La defensa de Valdez Alcántara, liderada por los abogados Albert Delgado y Valentín Medrano, recusó a la magistrada para evitar que conozca la coerción. La recusación fue enviada a la Suprema Corte de Justicia, pero el tribunal de segunda instancia se declaró incompetente y decidió reenviar el caso al pleno de la Corte de Apelación.
Tras el rechazo de la recusación, la Corte fijó la audiencia para el día de hoy. Los abogados del procurador argumentaron que la magistrada participó en un elemento clave de prueba, específicamente en la entrega controlada del presunto dinero del soborno, lo que, según ellos, limita su capacidad para conocer el caso.
“A raíz de una recusación que tuvimos que hacerle a la juzgadora, porque participó en un elemento de prueba que entendemos la limita para conocer el proceso. Ella tuvo contacto con el dinero, con videos y con evidencias que ni siquiera la defensa ha tenido acceso”, explicaron los abogados.
En este contexto, sostuvieron que la participación de la jueza constituye un conocimiento previo del fondo del caso, lo que podría afectar su objetividad en la audiencia de medida de coerción.
Solicitudes del Ministerio Público
El Ministerio Público ha solicitado que Valdez Alcántara cumpla un año de prisión preventiva mientras se continúa la investigación.

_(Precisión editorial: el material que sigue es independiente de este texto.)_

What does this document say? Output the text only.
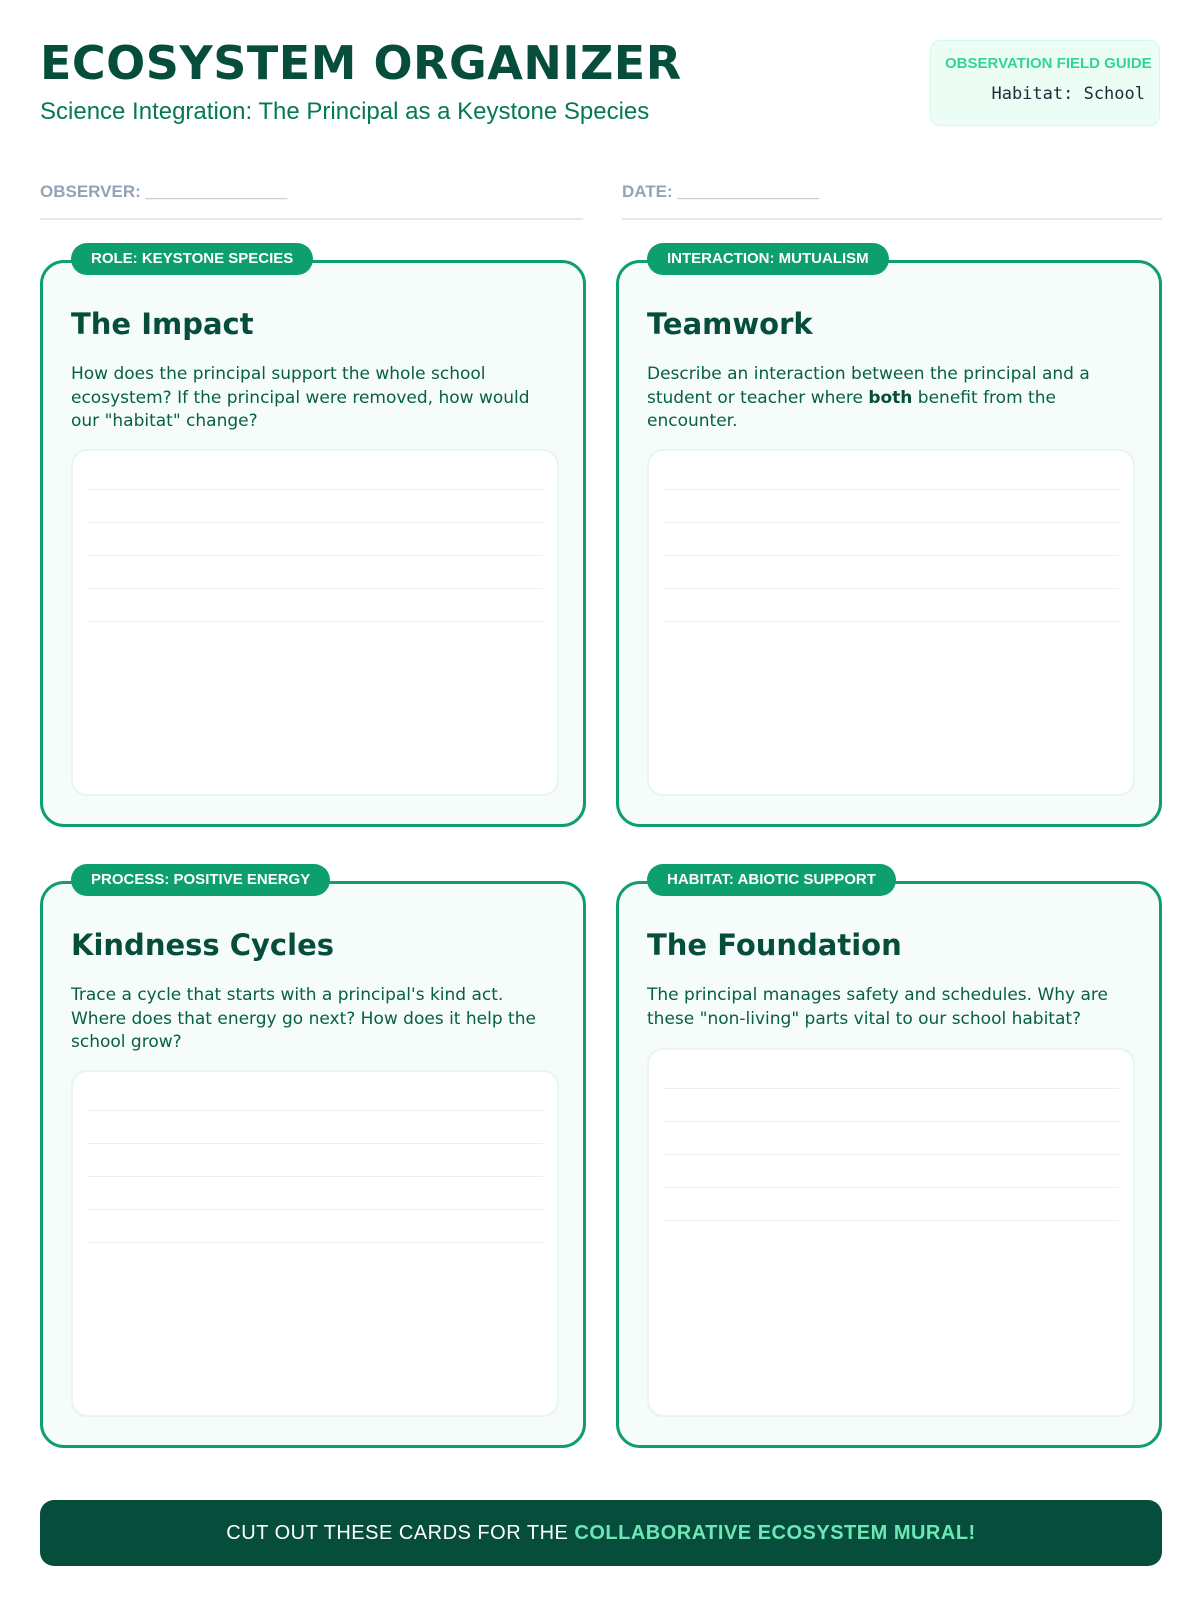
ECOSYSTEM ORGANIZER
Science Integration: The Principal as a Keystone Species
OBSERVATION FIELD GUIDE
Habitat: School
OBSERVER: _______________	DATE: _______________
ROLE: KEYSTONE SPECIES
The Impact
How does the principal support the whole school ecosystem? If the principal were removed, how would our "habitat" change?
INTERACTION: MUTUALISM
Teamwork
Describe an interaction between the principal and a student or teacher where both benefit from the encounter.
PROCESS: POSITIVE ENERGY
Kindness Cycles
Trace a cycle that starts with a principal's kind act. Where does that energy go next? How does it help the school grow?
HABITAT: ABIOTIC SUPPORT
The Foundation
The principal manages safety and schedules. Why are these "non-living" parts vital to our school habitat?
CUT OUT THESE CARDS FOR THE COLLABORATIVE ECOSYSTEM MURAL!
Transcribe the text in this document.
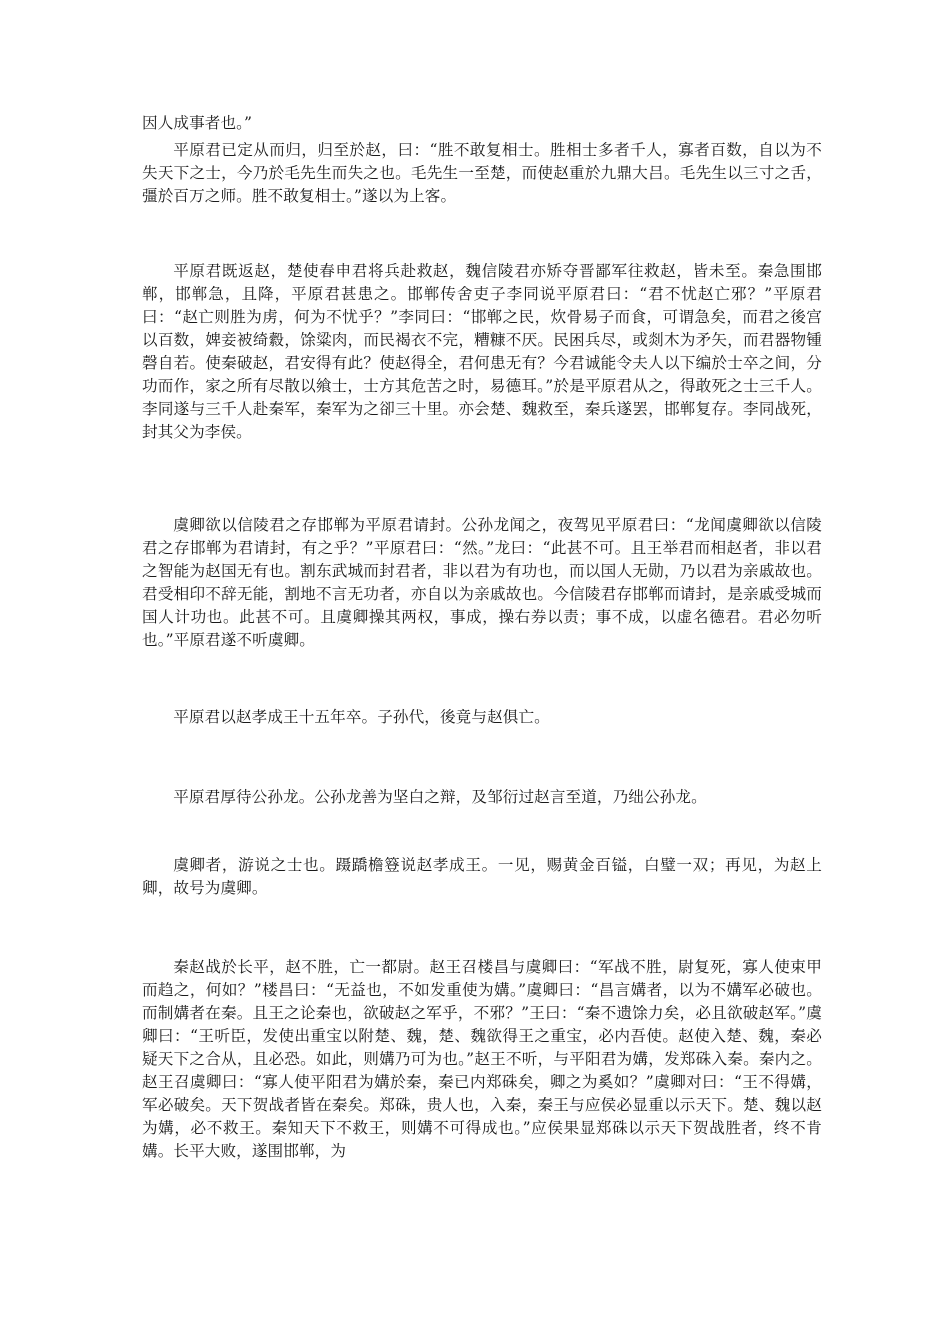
因人成事者也。”
平原君已定从而归，归至於赵，曰：“胜不敢复相士。胜相士多者千人，寡者百数，自以为不失天下之士，今乃於毛先生而失之也。毛先生一至楚，而使赵重於九鼎大吕。毛先生以三寸之舌，彊於百万之师。胜不敢复相士。”遂以为上客。
平原君既返赵，楚使春申君将兵赴救赵，魏信陵君亦矫夺晋鄙军往救赵，皆未至。秦急围邯郸，邯郸急，且降，平原君甚患之。邯郸传舍吏子李同说平原君曰：“君不忧赵亡邪？”平原君曰：“赵亡则胜为虏，何为不忧乎？”李同曰：“邯郸之民，炊骨易子而食，可谓急矣，而君之後宫以百数，婢妾被绮縠，馀粱肉，而民褐衣不完，糟糠不厌。民困兵尽，或剡木为矛矢，而君器物锺磬自若。使秦破赵，君安得有此？使赵得全，君何患无有？今君诚能令夫人以下编於士卒之间，分功而作，家之所有尽散以飨士，士方其危苦之时，易德耳。”於是平原君从之，得敢死之士三千人。李同遂与三千人赴秦军，秦军为之卻三十里。亦会楚、魏救至，秦兵遂罢，邯郸复存。李同战死，封其父为李侯。
虞卿欲以信陵君之存邯郸为平原君请封。公孙龙闻之，夜驾见平原君曰：“龙闻虞卿欲以信陵君之存邯郸为君请封，有之乎？”平原君曰：“然。”龙曰：“此甚不可。且王举君而相赵者，非以君之智能为赵国无有也。割东武城而封君者，非以君为有功也，而以国人无勋，乃以君为亲戚故也。君受相印不辞无能，割地不言无功者，亦自以为亲戚故也。今信陵君存邯郸而请封，是亲戚受城而国人计功也。此甚不可。且虞卿操其两权，事成，操右券以责；事不成，以虚名德君。君必勿听也。”平原君遂不听虞卿。
平原君以赵孝成王十五年卒。子孙代，後竟与赵俱亡。
平原君厚待公孙龙。公孙龙善为坚白之辩，及邹衍过赵言至道，乃绌公孙龙。
虞卿者，游说之士也。蹑蹻檐簦说赵孝成王。一见，赐黄金百镒，白璧一双；再见，为赵上卿，故号为虞卿。
秦赵战於长平，赵不胜，亡一都尉。赵王召楼昌与虞卿曰：“军战不胜，尉复死，寡人使束甲而趋之，何如？”楼昌曰：“无益也，不如发重使为媾。”虞卿曰：“昌言媾者，以为不媾军必破也。而制媾者在秦。且王之论秦也，欲破赵之军乎，不邪？”王曰：“秦不遗馀力矣，必且欲破赵军。”虞卿曰：“王听臣，发使出重宝以附楚、魏，楚、魏欲得王之重宝，必内吾使。赵使入楚、魏，秦必疑天下之合从，且必恐。如此，则媾乃可为也。”赵王不听，与平阳君为媾，发郑硃入秦。秦内之。赵王召虞卿曰：“寡人使平阳君为媾於秦，秦已内郑硃矣，卿之为奚如？”虞卿对曰：“王不得媾，军必破矣。天下贺战者皆在秦矣。郑硃，贵人也，入秦，秦王与应侯必显重以示天下。楚、魏以赵为媾，必不救王。秦知天下不救王，则媾不可得成也。”应侯果显郑硃以示天下贺战胜者，终不肯媾。长平大败，遂围邯郸，为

Según el órgano acusador, el procurador fue arrestado en flagrante delito la noche del pasado viernes 27 de marzo, durante una entrega controlada autorizada por un juez, en la que se le ocuparon los dólares señalados.
Se alega que inicialmente exigió la suma de US$200,000, que luego redujo a US$150,000 durante una negociación, en la que también mostró interés en un reloj marca Rolex y solicitó un vehículo Mercedes Benz 350 o 450.
El imputado habría solicitado dinero a cambio de alterar el curso de las investigaciones bajo su responsabilidad. El caso es dirigido por la procuradora general de la República, Yeni Berenice Reynoso, quien ha reiterado la política de cero tolerancia frente a la corrupción dentro del Ministerio Público.